Students: one-on-one

The semester is winding down, and that generally means student conference time for me. My English teaching philosophy, often much to my student’s chagrin, is revision focused. Students get to revise (read: must revise) all of their papers in the course once except for the final paper. And, I don’t like that the final paper is so heavily weighted and doesn’t give students a chance to revise, so I like to hold one-on-one conferences with the students about those papers. This also helps me out with final grading because I find I’m either grading stronger papers or poor papers that remain relatively unchanged from the conference time. In the latter case, my grading time is reduced because I can just say something like, “In your conference we mentioned reorganizing this section, but I don’t see significant change.” (I photocopy the marked up conference drafts for comparison sake). I don’t feel guilty because I’ve already met with the students one-on-one and extended an offer of a follow-up meeting at that point.

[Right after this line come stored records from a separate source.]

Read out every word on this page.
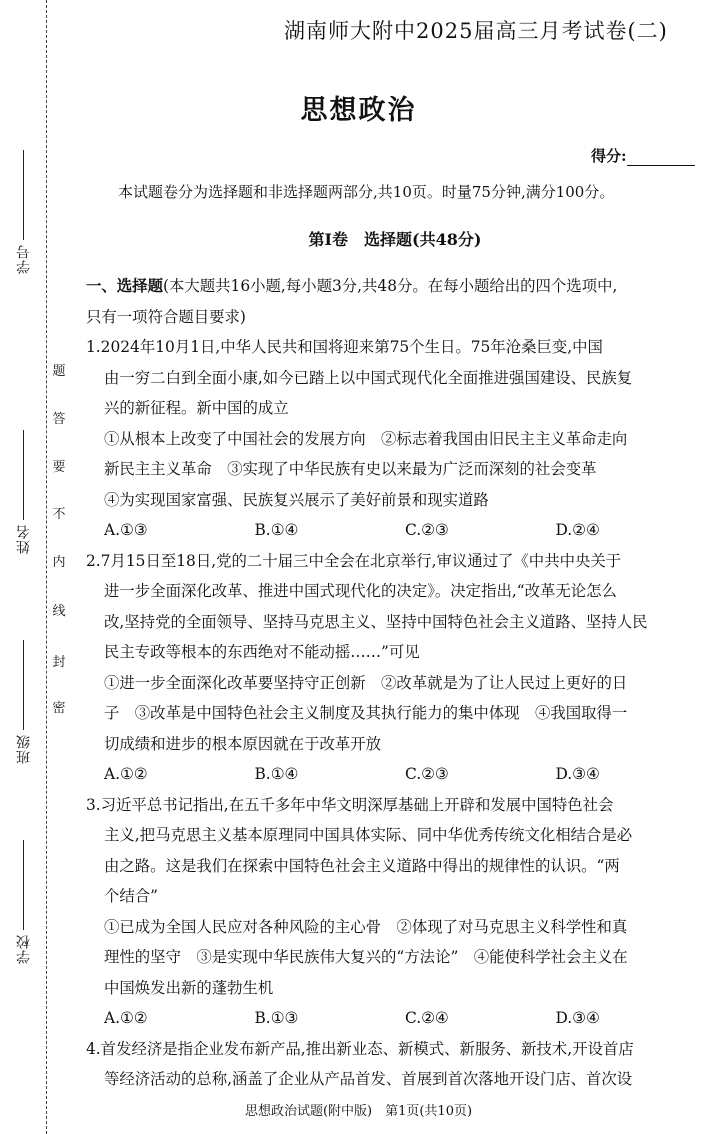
学号
姓名
班级
学校
题
答
要
不
内
线
封
密
湖南师大附中2025届高三月考试卷(二)
思想政治
得分:
本试题卷分为选择题和非选择题两部分,共10页。时量75分钟,满分100分。
第Ⅰ卷　选择题(共48分)
一、选择题(本大题共16小题,每小题3分,共48分。在每小题给出的四个选项中,
只有一项符合题目要求)
1.2024年10月1日,中华人民共和国将迎来第75个生日。75年沧桑巨变,中国
由一穷二白到全面小康,如今已踏上以中国式现代化全面推进强国建设、民族复
兴的新征程。新中国的成立
①从根本上改变了中国社会的发展方向　②标志着我国由旧民主主义革命走向
新民主主义革命　③实现了中华民族有史以来最为广泛而深刻的社会变革
④为实现国家富强、民族复兴展示了美好前景和现实道路
A.①③	B.①④	C.②③	D.②④
2.7月15日至18日,党的二十届三中全会在北京举行,审议通过了《中共中央关于
进一步全面深化改革、推进中国式现代化的决定》。决定指出,“改革无论怎么
改,坚持党的全面领导、坚持马克思主义、坚持中国特色社会主义道路、坚持人民
民主专政等根本的东西绝对不能动摇……”可见
①进一步全面深化改革要坚持守正创新　②改革就是为了让人民过上更好的日
子　③改革是中国特色社会主义制度及其执行能力的集中体现　④我国取得一
切成绩和进步的根本原因就在于改革开放
A.①②	B.①④	C.②③	D.③④
3.习近平总书记指出,在五千多年中华文明深厚基础上开辟和发展中国特色社会
主义,把马克思主义基本原理同中国具体实际、同中华优秀传统文化相结合是必
由之路。这是我们在探索中国特色社会主义道路中得出的规律性的认识。“两
个结合”
①已成为全国人民应对各种风险的主心骨　②体现了对马克思主义科学性和真
理性的坚守　③是实现中华民族伟大复兴的“方法论”　④能使科学社会主义在
中国焕发出新的蓬勃生机
A.①②	B.①③	C.②④	D.③④
4.首发经济是指企业发布新产品,推出新业态、新模式、新服务、新技术,开设首店
等经济活动的总称,涵盖了企业从产品首发、首展到首次落地开设门店、首次设
思想政治试题(附中版)　第1页(共10页)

Student responses to conferences are interesting. I like that I get a few moments with the students one on one, so I can say things like, “You know, you came into class really quiet and shy, and over the course of the semester, I’ve seen you get bolder with your class observations. I hope you continue to speak up like that because you’ll do well in college if you do” And, I say things like, “IF you’d just listen to directions, you’d be a stronger student.” And, sometimes I’ll even say things like, “You know, if you appeared to have no talent or discipline I’d have probably given up by now. But, you do have talent; you need to pair that with the discipline to get your work done. Stop selling yourself short.”

This week, two conference moments stood out to me. First, I caught unintentional plagiarism in a paper, and I was trying to explain what was going on to the student. In the midst of my coaxings of “I know you probably didn’t meant to do this” and “this could wind up earning a failing grade on a paper” and “you need to clearly signal where a multi-phrase paragraph starts…”, the student pulled the paper away from me, took a pen, and wrote above the offending section, “Fix this or get a 0.” I guess that works too…

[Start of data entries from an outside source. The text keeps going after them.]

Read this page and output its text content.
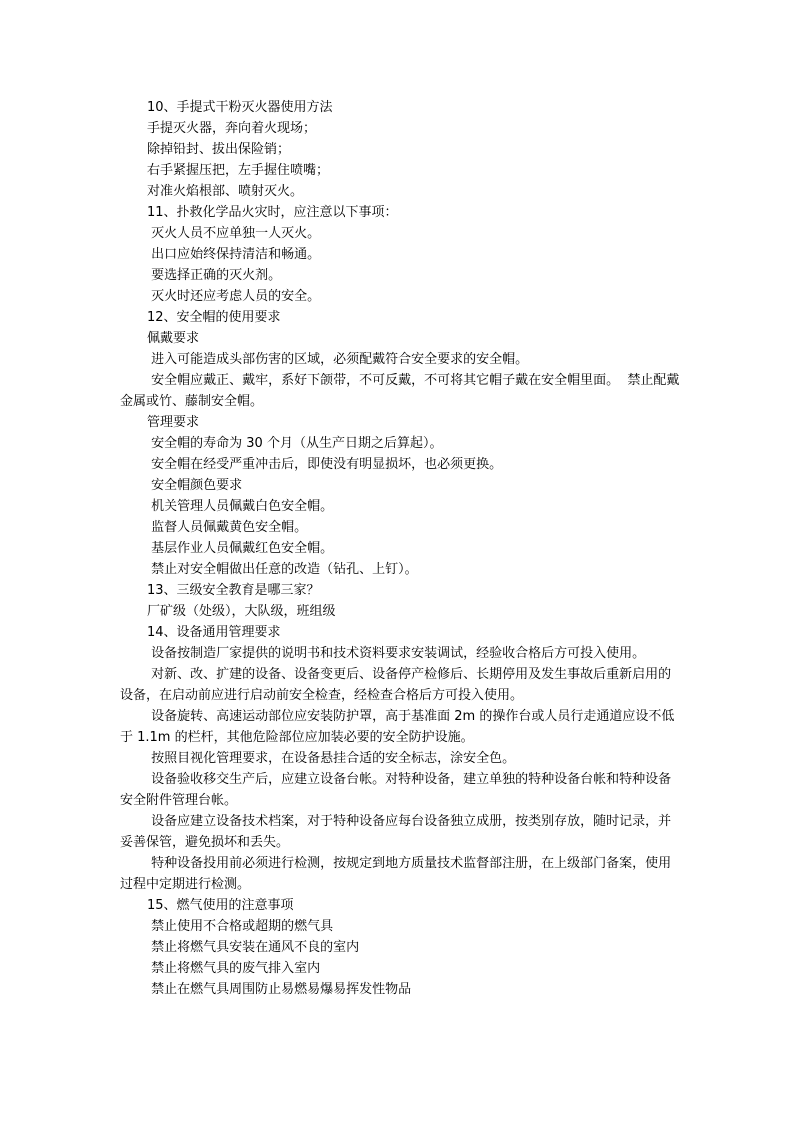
10、手提式干粉灭火器使用方法

手提灭火器，奔向着火现场；

除掉铅封、拔出保险销；

右手紧握压把，左手握住喷嘴；

对准火焰根部、喷射灭火。

11、扑救化学品火灾时，应注意以下事项：

灭火人员不应单独一人灭火。

出口应始终保持清洁和畅通。

要选择正确的灭火剂。

灭火时还应考虑人员的安全。

12、安全帽的使用要求

佩戴要求

进入可能造成头部伤害的区域，必须配戴符合安全要求的安全帽。

安全帽应戴正、戴牢，系好下颌带，不可反戴，不可将其它帽子戴在安全帽里面。  禁止配戴金属或竹、藤制安全帽。

管理要求

安全帽的寿命为 30 个月（从生产日期之后算起）。

安全帽在经受严重冲击后，即使没有明显损坏，也必须更换。

安全帽颜色要求

机关管理人员佩戴白色安全帽。

监督人员佩戴黄色安全帽。

基层作业人员佩戴红色安全帽。

禁止对安全帽做出任意的改造（钻孔、上钉）。

13、三级安全教育是哪三家？

厂矿级（处级），大队级，班组级

14、设备通用管理要求

设备按制造厂家提供的说明书和技术资料要求安装调试，经验收合格后方可投入使用。

对新、改、扩建的设备、设备变更后、设备停产检修后、长期停用及发生事故后重新启用的设备，在启动前应进行启动前安全检查，经检查合格后方可投入使用。

设备旋转、高速运动部位应安装防护罩，高于基准面 2m 的操作台或人员行走通道应设不低于 1.1m 的栏杆，其他危险部位应加装必要的安全防护设施。

按照目视化管理要求，在设备悬挂合适的安全标志，涂安全色。

设备验收移交生产后，应建立设备台帐。对特种设备，建立单独的特种设备台帐和特种设备安全附件管理台帐。

设备应建立设备技术档案，对于特种设备应每台设备独立成册，按类别存放，随时记录，并妥善保管，避免损坏和丢失。

特种设备投用前必须进行检测，按规定到地方质量技术监督部注册，在上级部门备案，使用过程中定期进行检测。

15、燃气使用的注意事项

禁止使用不合格或超期的燃气具

禁止将燃气具安装在通风不良的室内

禁止将燃气具的废气排入室内

禁止在燃气具周围防止易燃易爆易挥发性物品
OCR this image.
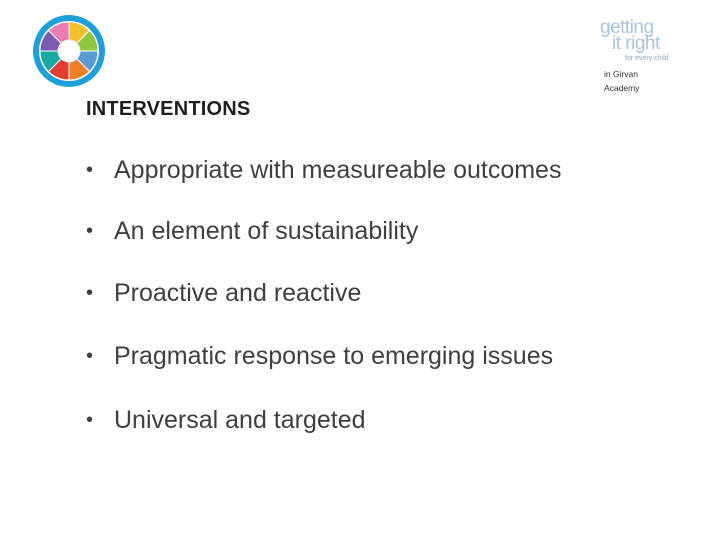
getting
it right
for every child
in Girvan
Academy
INTERVENTIONS
• Appropriate with measureable outcomes
• An element of sustainability
• Proactive and reactive
• Pragmatic response to emerging issues
• Universal and targeted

Then, this afternoon made at least the top five list of most hilarious conferences ever. Quite possibly it tops the list. The student is one of my students who I have thoroughly enjoyed working with this semester. She’s one of those students who thinks she’s a bad writer, but I get the joy of telling her that she’s really much, much better than what she gives herself credit for. She’ll rip an entire paper apart and start again if she needs to, and she’s gone above and beyond to meet with her old high school English teacher to get advice on revising assignments she’s working on. She’s an education major, and since she feels like writing is not her best subject, she told me she’s doing what she can to plug those gaps in knowledge since she’ll have to teach English someday. I hope she stays in the area because I’d love to put my future kids in her class.

Today, she came in with her paper, and we were bantering back and forth about some things. She then shared with me that she felt strongly about her paper that analyzed the way that advertisers manipulate women on matters of appearance because it hit home for her and because she was disgusted by the advertising tactics being used on her now that she knew how to analyze them. She talked about how her laptop keyboard was taking a beating because she was so intense while she was writing the paper. (And, nothing, absolutely nothing in the world, does a teacher’s heart better than seeing a student learn for the sake of learning and personal growth.)

As we moved past the opening banter and discussion of the paper, I asked my typical, “Is there anything you want me to be looking for as I read?” She got a little sheepish and started to explain, “Well, I did find some song lyrics from Glee that fit my introduction really well, but they have a curse word in them. But, they really make the point that I wanted to make, and I wasn’t sure if I could leave the word….”

As she was bending over backwards to make sure she wasn’t doing something offensive in her paper, I broke in to say, “I’m not worried that you’re going to be running around cussing habitually seeing that you can’t spell curse words” while I was at the same time swooping into her paper to quickly place an n behind the “dam” in the song lyrics. The two tutors in the Writing Center who had been thoroughly enjoying the pre-conference banter started to chuckle, and within three seconds, the two tutors, the student, and I were all laughing so hard that the director of the general tutoring services ducked his head into the room to see what was going on.We all had to take a few moments to catch our breath before we could move on.

Then, the tutors and I settled in to hear the student read through her paper for me, and the passion that she said she had for the assignment oozed out of the paper and permeated the entire animated reading. Even though I was brain dead from 28 one-on-one conferences with students this week, most of them within the last two days, those 30 minutes late on a Friday afternoon were perhaps some of my most favorite in the entire semester.